When an optimized EC pool is searching for the best shard that
isn't a non-primary shard then the calculation for maxles and
minlua needs to exclude nonprimary-shards

This bug was seen in a test run where activating a PG was
interrupted by a new epoch and only a couple of non-primary
shards became active and updated les. In the next epoch
a new primary (without log) failed to find a shard that
wasn't non-primary with the latest les. The les of
non-primary shards should be ignored when looking for
an appropriate shard to get the full log from.

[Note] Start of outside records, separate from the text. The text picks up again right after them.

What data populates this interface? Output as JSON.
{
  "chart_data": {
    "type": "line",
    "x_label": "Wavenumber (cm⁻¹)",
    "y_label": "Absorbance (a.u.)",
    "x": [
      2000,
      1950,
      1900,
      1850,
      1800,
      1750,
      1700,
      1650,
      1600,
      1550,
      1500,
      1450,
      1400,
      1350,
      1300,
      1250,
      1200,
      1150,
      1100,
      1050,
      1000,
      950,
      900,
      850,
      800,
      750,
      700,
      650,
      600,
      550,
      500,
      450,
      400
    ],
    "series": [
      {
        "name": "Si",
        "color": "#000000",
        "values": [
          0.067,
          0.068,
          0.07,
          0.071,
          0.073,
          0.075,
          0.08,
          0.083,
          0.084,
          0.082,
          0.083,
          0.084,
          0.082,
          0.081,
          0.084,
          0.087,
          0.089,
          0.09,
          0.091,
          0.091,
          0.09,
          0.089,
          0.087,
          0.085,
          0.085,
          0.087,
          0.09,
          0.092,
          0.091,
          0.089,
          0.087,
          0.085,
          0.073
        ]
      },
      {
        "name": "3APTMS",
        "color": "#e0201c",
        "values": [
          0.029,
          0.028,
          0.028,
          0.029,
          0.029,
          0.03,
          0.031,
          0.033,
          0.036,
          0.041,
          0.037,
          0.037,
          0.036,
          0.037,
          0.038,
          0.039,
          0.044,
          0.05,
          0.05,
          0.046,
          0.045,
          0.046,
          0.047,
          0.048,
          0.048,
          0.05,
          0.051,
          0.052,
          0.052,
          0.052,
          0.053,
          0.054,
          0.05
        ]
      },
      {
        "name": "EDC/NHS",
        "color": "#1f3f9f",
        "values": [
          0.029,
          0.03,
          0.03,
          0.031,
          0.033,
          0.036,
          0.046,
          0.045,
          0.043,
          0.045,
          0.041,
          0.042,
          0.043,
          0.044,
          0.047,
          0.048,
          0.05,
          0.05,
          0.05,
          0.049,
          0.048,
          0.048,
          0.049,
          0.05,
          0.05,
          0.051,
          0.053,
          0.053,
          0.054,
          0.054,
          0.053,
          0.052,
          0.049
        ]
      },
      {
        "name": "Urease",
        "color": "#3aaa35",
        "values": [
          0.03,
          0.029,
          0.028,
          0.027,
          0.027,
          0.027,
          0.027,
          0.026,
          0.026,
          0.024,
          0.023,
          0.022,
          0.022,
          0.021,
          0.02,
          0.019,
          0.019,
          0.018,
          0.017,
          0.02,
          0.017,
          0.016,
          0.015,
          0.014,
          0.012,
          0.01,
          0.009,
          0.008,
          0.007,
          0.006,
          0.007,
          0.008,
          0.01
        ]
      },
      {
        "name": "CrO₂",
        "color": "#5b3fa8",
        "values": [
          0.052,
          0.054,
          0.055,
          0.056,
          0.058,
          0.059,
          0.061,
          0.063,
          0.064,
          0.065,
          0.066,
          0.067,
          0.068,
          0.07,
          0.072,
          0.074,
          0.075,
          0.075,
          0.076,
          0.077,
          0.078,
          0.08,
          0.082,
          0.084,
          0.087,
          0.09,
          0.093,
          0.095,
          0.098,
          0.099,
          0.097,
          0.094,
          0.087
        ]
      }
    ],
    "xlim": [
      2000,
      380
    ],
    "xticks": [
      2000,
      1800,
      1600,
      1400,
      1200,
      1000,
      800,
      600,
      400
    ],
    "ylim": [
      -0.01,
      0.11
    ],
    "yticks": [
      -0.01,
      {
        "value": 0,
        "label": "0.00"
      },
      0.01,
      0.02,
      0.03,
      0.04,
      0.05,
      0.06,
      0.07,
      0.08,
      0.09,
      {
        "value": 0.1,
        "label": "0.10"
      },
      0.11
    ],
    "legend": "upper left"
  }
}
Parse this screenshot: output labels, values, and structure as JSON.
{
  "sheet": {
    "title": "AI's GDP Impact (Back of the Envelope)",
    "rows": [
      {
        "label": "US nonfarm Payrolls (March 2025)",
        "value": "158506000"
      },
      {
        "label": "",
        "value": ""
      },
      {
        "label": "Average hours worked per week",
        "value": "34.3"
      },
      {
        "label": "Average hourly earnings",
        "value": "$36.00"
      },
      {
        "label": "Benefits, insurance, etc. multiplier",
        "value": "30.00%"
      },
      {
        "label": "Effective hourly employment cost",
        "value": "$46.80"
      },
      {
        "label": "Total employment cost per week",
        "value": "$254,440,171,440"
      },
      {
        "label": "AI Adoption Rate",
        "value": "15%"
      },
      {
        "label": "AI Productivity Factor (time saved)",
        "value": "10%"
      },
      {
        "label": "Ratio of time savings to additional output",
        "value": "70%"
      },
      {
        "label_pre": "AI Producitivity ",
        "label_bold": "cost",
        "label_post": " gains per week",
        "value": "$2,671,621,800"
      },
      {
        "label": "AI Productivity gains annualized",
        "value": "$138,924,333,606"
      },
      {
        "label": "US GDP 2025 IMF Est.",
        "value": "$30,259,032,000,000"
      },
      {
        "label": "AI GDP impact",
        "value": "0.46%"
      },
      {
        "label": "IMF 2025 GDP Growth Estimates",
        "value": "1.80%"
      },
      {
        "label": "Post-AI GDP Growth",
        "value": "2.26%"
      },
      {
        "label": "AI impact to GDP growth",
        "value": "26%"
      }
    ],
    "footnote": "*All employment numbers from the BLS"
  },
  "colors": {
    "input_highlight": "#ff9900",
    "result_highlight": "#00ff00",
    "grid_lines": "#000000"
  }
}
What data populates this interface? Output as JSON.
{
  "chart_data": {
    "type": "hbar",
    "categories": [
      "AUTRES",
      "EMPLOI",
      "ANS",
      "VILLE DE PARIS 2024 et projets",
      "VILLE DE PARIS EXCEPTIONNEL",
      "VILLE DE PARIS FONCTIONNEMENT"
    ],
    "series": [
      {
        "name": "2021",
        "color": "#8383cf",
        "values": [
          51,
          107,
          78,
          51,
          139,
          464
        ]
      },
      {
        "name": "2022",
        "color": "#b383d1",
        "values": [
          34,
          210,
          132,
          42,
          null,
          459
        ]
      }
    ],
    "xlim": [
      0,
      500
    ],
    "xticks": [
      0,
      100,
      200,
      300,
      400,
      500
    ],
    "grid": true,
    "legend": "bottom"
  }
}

This is safe because an epoch cannot start I/O without
at least K shards that have updated les, and there
are always K-1 non-primary shards. If I/O has started
then we will find the latest les even if we skip
non-primary shards. If I/O has not started then the
latest les ignoring non-primary shards is the
last epoch in which I/O was started and has a good
enough log+missing list.

Signed-off-by: Bill Scales <bill_scales@uk.ibm.com>
(cherry picked from commit 72d55eec85afa4c00fac8dc18a1fb49751e61985)

src/osd/PeeringState.cc
src/osd/PeeringState.h

index 33a7d33170bb946608a931fc0b198c553ed63059..b1389470a2bdeeef07f5240b26a32aed71bbc59c 100644 (file)
@@ -1615,6 +1615,7 @@ void PeeringState::reject_reservation()
 void PeeringState::calculate_maxles_and_minlua( const map<pg_shard_t, pg_info_t> &infos,
                                                epoch_t& max_last_epoch_started,
                                                eversion_t& min_last_update_acceptable,
+                                               bool exclude_nonprimary_shards,
                                                bool *history_les_bound) const
 {
   /* See doc/dev/osd_internals/last_epoch_started.rst before attempting
@@ -1622,6 +1623,9 @@ void PeeringState::calculate_maxles_and_minlua( const map<pg_shard_t, pg_info_t>
    * when you find bugs! */
   max_last_epoch_started = 0;
   for (auto i = infos.begin(); i != infos.end(); ++i) {
+    if (exclude_nonprimary_shards &&
+       pool.info.is_nonprimary_shard(shard_id_t(i->first.shard)))
+      continue;
     if (!cct->_conf->osd_find_best_info_ignore_history_les &&
        max_last_epoch_started < i->second.history.last_epoch_started) {
       if (history_les_bound) {
@@ -1665,6 +1669,7 @@ map<pg_shard_t, pg_info_t>::const_iterator PeeringState::find_best_info(
   calculate_maxles_and_minlua( infos,
                               max_last_epoch_started,
                               min_last_update_acceptable,
+                              exclude_nonprimary_shards,
                               history_les_bound);
 
   if (min_last_update_acceptable == eversion_t::max())
index 29ae910ba372acf5aadb1090ccdeaf51c1022e5c..145a031b480e22481a9afc3038237dac9aa5dbb8 100644 (file)
@@ -1689,6 +1689,7 @@ private:
   void calculate_maxles_and_minlua( const std::map<pg_shard_t, pg_info_t> &infos,
                                    epoch_t& max_last_epoch_started,
                                    eversion_t& min_last_update_acceptable,
+                                   bool exclude_nonprimary_shards = false,
                                    bool *history_les_bound = nullptr) const;
 
   // acting std::set